A couple of decades later I randomly acquired a paperback copy of his 1944 novel, Fair Stood the Wind for France, a taut and vivid tale of an RAF bomber crew after their Wellington had crashed behind enemy lines. If I also had a Top 20 list of favourite books then it would certainly find its way there, too, and without too much trouble. Equally importantly, as far as I was concerned, the flyleaf also said that early in the War HE Bates was a sort of 'writer in residence' at an RAF bomber station in this country, and that he undertook a similar role at bases in Burma and India. Then in 1941 he had published two slim books of War-time short stories written using the cover name, Flying Officer X.

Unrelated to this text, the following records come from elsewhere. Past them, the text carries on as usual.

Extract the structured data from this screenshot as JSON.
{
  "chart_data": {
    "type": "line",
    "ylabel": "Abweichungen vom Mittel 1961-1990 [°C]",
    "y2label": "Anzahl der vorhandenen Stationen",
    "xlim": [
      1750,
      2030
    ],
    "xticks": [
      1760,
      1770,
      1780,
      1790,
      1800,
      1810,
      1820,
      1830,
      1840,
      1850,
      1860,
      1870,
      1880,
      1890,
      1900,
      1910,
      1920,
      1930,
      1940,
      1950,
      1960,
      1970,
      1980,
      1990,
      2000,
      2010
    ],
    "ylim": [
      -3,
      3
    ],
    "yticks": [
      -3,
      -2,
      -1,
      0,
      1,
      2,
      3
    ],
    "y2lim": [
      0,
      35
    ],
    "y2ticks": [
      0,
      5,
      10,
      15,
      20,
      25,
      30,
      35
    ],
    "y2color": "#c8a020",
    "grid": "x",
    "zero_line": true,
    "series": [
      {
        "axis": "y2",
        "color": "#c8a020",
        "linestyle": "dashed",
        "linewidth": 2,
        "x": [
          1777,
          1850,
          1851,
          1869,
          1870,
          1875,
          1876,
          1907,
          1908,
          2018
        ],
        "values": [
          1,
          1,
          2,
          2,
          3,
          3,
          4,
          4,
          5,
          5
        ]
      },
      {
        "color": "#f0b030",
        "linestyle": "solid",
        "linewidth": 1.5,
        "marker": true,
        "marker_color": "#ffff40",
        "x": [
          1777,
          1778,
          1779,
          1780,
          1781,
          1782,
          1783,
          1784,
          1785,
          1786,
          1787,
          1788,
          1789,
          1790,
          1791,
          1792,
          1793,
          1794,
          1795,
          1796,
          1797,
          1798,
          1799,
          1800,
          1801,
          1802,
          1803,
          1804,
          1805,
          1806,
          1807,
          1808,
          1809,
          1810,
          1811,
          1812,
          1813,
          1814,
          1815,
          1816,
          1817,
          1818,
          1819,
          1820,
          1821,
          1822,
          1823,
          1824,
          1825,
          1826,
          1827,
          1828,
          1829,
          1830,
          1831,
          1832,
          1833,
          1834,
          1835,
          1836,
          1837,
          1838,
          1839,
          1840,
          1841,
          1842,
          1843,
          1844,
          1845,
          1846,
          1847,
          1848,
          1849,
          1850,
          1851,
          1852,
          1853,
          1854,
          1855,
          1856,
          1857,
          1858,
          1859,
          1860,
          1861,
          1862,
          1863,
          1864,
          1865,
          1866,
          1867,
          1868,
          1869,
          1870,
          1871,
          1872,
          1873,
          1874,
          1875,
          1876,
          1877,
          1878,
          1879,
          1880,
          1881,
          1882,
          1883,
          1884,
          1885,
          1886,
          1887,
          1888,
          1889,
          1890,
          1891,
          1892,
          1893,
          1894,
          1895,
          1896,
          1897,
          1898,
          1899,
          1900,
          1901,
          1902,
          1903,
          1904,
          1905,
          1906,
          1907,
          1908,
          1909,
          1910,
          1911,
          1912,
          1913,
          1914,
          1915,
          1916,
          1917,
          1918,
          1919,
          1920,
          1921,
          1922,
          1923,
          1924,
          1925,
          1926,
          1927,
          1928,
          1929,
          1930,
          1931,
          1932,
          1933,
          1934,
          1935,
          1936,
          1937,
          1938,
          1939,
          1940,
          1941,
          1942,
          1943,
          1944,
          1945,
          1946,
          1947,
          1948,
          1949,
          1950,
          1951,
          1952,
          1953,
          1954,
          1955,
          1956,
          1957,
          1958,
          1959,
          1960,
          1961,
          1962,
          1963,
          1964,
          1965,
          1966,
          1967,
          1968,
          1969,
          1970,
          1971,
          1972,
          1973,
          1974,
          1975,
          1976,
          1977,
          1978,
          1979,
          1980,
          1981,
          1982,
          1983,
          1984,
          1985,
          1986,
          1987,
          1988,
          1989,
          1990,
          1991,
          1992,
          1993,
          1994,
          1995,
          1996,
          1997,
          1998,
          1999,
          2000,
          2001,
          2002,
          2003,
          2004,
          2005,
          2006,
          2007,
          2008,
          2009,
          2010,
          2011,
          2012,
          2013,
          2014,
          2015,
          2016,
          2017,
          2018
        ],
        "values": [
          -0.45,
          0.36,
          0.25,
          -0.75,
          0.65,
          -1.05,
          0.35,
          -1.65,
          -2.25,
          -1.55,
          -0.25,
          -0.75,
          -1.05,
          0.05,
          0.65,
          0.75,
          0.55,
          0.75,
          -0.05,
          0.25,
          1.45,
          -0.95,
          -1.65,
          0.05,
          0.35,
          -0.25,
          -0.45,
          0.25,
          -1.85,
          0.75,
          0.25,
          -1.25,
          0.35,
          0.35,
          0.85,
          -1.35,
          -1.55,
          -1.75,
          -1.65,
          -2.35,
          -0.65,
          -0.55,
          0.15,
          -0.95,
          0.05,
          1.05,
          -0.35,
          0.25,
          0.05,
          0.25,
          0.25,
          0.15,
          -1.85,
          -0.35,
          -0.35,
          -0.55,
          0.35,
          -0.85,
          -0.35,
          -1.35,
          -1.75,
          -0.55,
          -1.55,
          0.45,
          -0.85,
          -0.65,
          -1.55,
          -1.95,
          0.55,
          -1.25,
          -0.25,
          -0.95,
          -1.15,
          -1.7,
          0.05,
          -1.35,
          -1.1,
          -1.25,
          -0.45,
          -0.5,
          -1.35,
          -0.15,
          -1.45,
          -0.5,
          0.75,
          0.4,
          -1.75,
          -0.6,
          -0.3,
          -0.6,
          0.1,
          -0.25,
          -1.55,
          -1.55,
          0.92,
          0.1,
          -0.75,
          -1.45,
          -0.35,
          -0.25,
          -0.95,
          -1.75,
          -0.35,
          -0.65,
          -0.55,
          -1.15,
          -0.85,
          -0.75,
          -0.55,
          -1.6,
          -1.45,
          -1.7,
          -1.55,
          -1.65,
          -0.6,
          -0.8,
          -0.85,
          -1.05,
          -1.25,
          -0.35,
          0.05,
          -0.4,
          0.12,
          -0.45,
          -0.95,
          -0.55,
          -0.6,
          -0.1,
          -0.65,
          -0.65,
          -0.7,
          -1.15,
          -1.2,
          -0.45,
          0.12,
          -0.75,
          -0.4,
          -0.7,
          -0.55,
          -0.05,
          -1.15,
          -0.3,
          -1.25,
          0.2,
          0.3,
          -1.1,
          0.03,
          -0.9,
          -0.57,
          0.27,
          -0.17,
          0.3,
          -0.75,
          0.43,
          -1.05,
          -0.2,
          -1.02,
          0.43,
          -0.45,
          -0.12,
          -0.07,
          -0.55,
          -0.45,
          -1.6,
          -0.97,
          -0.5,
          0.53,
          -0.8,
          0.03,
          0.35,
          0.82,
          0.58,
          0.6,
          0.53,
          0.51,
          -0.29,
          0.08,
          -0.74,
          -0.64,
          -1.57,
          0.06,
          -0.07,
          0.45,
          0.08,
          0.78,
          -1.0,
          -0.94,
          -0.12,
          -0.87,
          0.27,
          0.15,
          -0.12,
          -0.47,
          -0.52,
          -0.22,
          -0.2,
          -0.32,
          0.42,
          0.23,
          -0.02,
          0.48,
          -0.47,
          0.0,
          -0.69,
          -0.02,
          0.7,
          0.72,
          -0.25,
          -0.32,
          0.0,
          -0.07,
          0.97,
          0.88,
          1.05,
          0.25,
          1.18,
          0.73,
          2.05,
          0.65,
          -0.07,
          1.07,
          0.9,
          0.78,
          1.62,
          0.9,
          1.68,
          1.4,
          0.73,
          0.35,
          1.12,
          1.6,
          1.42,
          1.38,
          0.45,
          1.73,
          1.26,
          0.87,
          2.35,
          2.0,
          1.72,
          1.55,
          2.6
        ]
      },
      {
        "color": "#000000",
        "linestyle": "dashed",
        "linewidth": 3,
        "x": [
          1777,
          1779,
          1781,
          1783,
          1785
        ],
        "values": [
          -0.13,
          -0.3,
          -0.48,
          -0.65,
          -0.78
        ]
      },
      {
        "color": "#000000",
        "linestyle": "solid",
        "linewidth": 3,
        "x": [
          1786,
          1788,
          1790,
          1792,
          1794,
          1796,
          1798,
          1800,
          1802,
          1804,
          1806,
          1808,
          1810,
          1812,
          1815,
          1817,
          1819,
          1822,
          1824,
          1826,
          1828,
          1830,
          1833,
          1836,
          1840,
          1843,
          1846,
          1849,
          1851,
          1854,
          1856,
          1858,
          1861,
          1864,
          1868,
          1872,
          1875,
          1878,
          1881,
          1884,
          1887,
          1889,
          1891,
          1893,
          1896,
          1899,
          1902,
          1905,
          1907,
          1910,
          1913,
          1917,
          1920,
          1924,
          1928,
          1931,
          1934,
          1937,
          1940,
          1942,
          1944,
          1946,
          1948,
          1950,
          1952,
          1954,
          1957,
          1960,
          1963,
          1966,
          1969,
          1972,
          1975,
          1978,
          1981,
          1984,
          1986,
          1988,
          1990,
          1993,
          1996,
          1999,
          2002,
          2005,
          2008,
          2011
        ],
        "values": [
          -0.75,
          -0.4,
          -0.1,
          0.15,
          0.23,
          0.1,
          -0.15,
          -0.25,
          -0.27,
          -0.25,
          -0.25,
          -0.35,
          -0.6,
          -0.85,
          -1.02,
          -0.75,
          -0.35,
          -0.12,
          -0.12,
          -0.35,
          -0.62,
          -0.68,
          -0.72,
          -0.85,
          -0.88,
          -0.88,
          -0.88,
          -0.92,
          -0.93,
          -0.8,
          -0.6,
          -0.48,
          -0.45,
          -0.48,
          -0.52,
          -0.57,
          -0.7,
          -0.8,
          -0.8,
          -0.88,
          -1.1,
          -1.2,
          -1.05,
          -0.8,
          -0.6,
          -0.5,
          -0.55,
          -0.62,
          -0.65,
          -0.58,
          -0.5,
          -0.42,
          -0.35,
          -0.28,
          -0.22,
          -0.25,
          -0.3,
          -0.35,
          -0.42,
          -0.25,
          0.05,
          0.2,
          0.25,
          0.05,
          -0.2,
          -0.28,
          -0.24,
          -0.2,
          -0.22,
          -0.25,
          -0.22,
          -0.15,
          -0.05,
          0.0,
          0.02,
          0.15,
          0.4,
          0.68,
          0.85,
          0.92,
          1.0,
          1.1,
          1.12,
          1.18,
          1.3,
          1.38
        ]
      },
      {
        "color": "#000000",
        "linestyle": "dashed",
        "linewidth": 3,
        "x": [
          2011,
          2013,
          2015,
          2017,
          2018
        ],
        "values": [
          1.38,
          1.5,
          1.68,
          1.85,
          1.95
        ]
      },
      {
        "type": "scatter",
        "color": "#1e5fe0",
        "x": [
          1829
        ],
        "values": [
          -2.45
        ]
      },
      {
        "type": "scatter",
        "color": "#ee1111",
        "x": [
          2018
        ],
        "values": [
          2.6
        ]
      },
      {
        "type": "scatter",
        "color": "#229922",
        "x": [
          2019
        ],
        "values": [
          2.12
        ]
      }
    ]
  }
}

It took a little time, but I did in the end track down copies of them both, The Greatest People in the World, and How Sleep the Brave. I have them beside me now, slim, unassuming volumes, one stiff-covered in faded blue, the other a gawdy red-and-white paperback; one published by Jonathan Cape, the other produced by Cape for The British Publishers' Guild. It goes without saying they were both printed on War economy standard paper.
All the fictional short stories are based on what Bates heard and saw and experienced at various bomber bases, and they are raw and tender and poignant. Indeed, almost matter-of-fact. I prize them highly.
The British Publishers' Guild, by the way, was a consortium of publishers which co-operated 'during the present emergency' to produce a comprehensive list of important books of universal appeal in paper covers at very low prices. The Guild's titles first appeared in February, 1941, and by the time How Sleep the Brave came out, 50 titles had been released.
I have no idea why HE Bates chose to use the name Flying Officer X, but it might have been because of some War Department directive, or security measure. Either way, I am so glad he made the effort.